Now, scientists from the King’s College London in the UK have pinned down how one of the most cutting edge techniques works, and in particular how the body can repair itself with a little prompting from surgeons.

The team focussed on reconnecting sensory neurons to the

spinal cord after traumatic injuries, looking at how the repair happens on a cellular level, and the way in which small neural offshoots grow to reconnect broken circuits in the body. Now, by recreating the technique in rats, they have new insights into the cellular processes implicated in the technique.

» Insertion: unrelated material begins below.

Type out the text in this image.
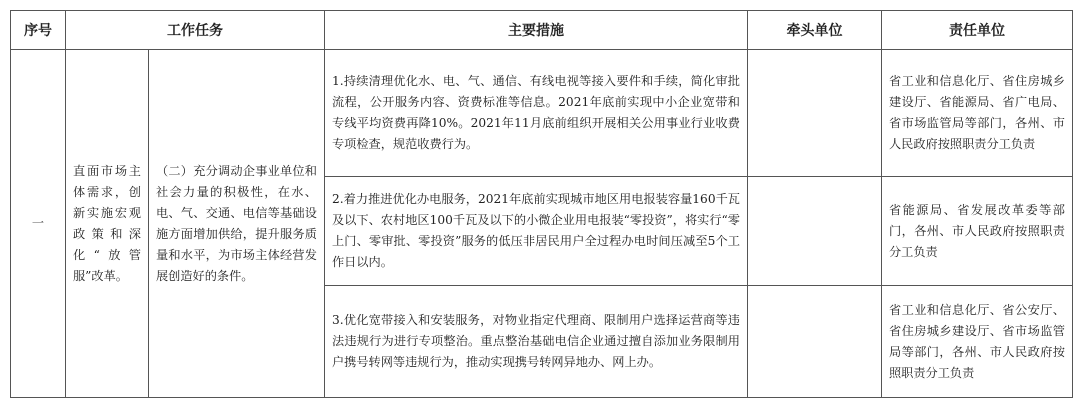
序号	工作任务		主要措施	牵头单位	责任单位
一	直面市场主体需求，创新实施宏观政策和深化“放管服”改革。	（二）充分调动企事业单位和社会力量的积极性，在水、电、气、交通、电信等基础设施方面增加供给，提升服务质量和水平，为市场主体经营发展创造好的条件。	1.持续清理优化水、电、气、通信、有线电视等接入要件和手续，简化审批流程，公开服务内容、资费标准等信息。2021年底前实现中小企业宽带和专线平均资费再降10%。2021年11月底前组织开展相关公用事业行业收费专项检查，规范收费行为。		省工业和信息化厅、省住房城乡建设厅、省能源局、省广电局、省市场监管局等部门，各州、市人民政府按照职责分工负责
			2.着力推进优化办电服务，2021年底前实现城市地区用电报装容量160千瓦及以下、农村地区100千瓦及以下的小微企业用电报装“零投资”，将实行“零上门、零审批、零投资”服务的低压非居民用户全过程办电时间压减至5个工作日以内。		省能源局、省发展改革委等部门，各州、市人民政府按照职责分工负责
			3.优化宽带接入和安装服务，对物业指定代理商、限制用户选择运营商等违法违规行为进行专项整治。重点整治基础电信企业通过擅自添加业务限制用户携号转网等违规行为，推动实现携号转网异地办、网上办。		省工业和信息化厅、省公安厅、省住房城乡建设厅、省市场监管局等部门，各州、市人民政府按照职责分工负责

This new knowledge has the potential to assist the development of novel therapies for other spinal cord injuries — even those in which the spinal cord is severed.

The paper appearing in the journal, Frontiers in Neurology, details how the investigators severed the spinal cords of rats and used the new technique to reattach the sensory roots. Between 12 to 16 weeks after surgery, the researchers tested the neurons with electricity to assess whether they formed a complete neural circuit. They also analyzed the rats’ neural tissue microscopically. The electrical tests were positive, revealing a complete neural circuit and an integrated root.

The microscopic analysis of the area showed that small neural offshoots sprouted from the dendrites at the end of neurons inside the dorsal horn and spread into the implanted sensory root, resulting in a complete, functional neural circuit.

“The strategy of encouraging new growth from spinal neurons could potentially be of use in other injuries of the nervous system,” says Thomas Carlstedt, part of the team at King’s College London.